On Sunday, September 21, 2003, at 03:00 PM, ykingma@xs4all.nl wrote:\
> That surprises me. I would have expected that sloppyFreq() would also
> be called for fuzzy terms. In both cases there is an distance
> that influences the effective term frequency.
WildcardQuery and FuzzyQuery do have the capability of affecting the
scoring, although only FuzzyQuery seems to take advantage of this.
There is no way on a Similarity implementation to affect the factors
applied by these queries though. So there is some inconsistency on
these types of things.
If I'm wrong about WildcardQuery, let me know, but I don't see that
searching for "luc*" gives higher weight to "luck" than "lucene",
although it seems that it should. (it uses a 1.0 multiplier hardcoded
for the boost factor of the rewritten TermQuery).
> Actually I would prefer to have two different scoring
> methods for sloppy frases and fuzzy terms.
And a different one for wildcard queries?
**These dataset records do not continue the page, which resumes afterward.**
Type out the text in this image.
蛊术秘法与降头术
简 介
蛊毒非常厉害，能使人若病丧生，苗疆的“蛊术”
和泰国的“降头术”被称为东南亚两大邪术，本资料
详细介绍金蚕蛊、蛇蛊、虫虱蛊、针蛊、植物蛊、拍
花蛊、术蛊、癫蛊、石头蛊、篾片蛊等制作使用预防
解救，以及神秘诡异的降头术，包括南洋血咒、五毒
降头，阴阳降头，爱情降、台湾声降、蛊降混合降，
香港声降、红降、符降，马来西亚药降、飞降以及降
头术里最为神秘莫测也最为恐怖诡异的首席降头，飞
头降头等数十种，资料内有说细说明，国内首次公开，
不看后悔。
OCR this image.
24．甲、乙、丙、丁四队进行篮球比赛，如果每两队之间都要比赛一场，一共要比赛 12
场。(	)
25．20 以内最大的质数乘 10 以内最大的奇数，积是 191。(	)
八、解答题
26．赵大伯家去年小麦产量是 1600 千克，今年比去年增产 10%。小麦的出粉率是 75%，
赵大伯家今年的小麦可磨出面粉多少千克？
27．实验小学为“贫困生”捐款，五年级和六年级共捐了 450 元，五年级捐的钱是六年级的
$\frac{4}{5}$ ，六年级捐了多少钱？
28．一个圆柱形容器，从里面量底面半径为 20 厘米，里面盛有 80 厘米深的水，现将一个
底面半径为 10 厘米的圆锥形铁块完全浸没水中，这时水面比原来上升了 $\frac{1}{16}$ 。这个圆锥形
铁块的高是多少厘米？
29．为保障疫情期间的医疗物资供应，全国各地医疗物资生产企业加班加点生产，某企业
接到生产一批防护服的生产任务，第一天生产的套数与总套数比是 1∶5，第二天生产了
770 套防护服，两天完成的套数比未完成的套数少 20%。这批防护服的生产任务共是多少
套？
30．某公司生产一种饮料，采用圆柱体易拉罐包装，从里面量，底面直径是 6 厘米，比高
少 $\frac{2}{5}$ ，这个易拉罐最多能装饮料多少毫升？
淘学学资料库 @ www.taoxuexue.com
It seems, at least to my
newbie mindset, that Similarity is carrying around too much, although
it is a one-stop place (or seems to sell itself that way) for all score
related tweaks. But there are exceptions like MultiTermQuery
subclasses like WildcardQuery and FuzzyQuery.
Is there a need to unify these types of tweaks into Similarity?
> The Similarity interface is used for determining how similar a document
> is to a query. I think sloppyFreq() is well placed there, given
> the current default implementation that 'works back' from (sloppy)
> phrase frequencies (and fuzzy term frequencies?) to normal term
> frequencies.
So now we need a getFuzzyFreq and getWildcardFreq?! :)
Erik
|